Industry has become increasingly concerned about the amount of damage a hacker could do by targeting the Icann root servers.
But Lars-Johan Liman, operations manager of a European root server in Sweden, said that the physical security of the root servers was not really an issue.
"The actual computers that provide the root service are not special, and therefore one does not need to worry about protecting the actual box from destruction," he said.
"A root name server can easily be replaced with another computer, and the new one can be configured in a matter of minutes," he added.
Only "if you take out all root name servers at once" will internet services suffer from reachability problems, said Liman.
Although there are only 13 root DNS servers in total, the fact that "the internet is connectionless" ensures its stability and greatly reduces the threat of disruption by hackers, software vulnerabilities and denial of service attacks.
Liman also slammed possible vulnerabilities in the Bind operating software that runs the servers, saying that root servers use the latest version, which so far is bulletproof.
"The version of Bind that runs on the root name servers is not known to have any security related vulnerabilities.
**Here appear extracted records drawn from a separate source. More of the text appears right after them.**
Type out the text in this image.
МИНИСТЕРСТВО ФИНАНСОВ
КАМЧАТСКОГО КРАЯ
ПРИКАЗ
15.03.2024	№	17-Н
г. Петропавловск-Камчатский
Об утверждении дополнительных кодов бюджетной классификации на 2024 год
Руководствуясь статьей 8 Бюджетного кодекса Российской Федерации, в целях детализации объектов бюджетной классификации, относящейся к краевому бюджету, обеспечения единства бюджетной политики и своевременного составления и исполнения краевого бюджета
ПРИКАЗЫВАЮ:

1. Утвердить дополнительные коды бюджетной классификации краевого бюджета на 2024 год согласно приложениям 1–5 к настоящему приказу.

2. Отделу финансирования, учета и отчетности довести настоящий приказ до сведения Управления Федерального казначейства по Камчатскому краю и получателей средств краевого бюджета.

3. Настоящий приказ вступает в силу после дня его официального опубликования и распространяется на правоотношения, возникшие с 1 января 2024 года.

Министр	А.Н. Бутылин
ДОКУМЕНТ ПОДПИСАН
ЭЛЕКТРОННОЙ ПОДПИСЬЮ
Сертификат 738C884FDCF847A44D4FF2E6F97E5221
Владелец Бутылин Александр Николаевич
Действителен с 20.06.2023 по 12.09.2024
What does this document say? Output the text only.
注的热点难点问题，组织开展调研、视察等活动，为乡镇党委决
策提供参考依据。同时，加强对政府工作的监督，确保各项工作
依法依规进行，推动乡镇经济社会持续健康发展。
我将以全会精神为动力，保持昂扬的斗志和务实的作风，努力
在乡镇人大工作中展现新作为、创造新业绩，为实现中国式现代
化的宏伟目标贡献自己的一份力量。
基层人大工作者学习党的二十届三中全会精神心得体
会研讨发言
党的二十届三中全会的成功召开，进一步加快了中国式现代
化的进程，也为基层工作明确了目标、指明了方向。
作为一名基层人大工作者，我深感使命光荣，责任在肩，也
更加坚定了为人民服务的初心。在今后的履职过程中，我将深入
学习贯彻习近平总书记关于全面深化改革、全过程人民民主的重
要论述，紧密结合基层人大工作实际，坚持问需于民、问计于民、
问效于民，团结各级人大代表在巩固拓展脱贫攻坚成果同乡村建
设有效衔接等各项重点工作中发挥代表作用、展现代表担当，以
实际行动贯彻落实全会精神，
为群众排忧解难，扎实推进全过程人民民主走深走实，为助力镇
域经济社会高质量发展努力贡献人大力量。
If it did, you can rest assured that we wouldn't run it," he said.
This comment was backed up by Stan Borinski, president of security firm Network Presence, who said "the root servers are running the most secure versions of Bind available. In fact, one of them is run by the chief software architect of Bind."
Liman explained that root server operators monitor several security related information channels, and should a security problem be found in the code, "all root ops are immediately notified so that they can watch their servers even closer, looking for intrusion attempts through the specific vulnerability."
And should an attempt be made to reconfigure the server, an attacker "would face an extremely hard task, and I would deem it close to impossible without the proper access codes," he said.
Borinski also played down the threat of denial of service exposure. "Everything is vulnerable to denial of service attacks simply by being connected to the internet," he said. "Is there room for improvement? Certainly. I don't think any of the root operators would quarrel with that."
The strong resilience of the root DNS backbone was further cited by David Conrad, chief technology officer of DNS host Nominum. Conrad gave a presentation at the Icann conference which found that despite "many misconfigurations, unsafe server implementations and bad operational procedures" on lower level servers, "the DNS is remarkably resilient to a variety of sins and pretty much works despite the state of the infrastructure".
He said that the "oft-quoted '80 per cent of DNS servers misconfigured' is probably wrong. The DNS mostly works," he said.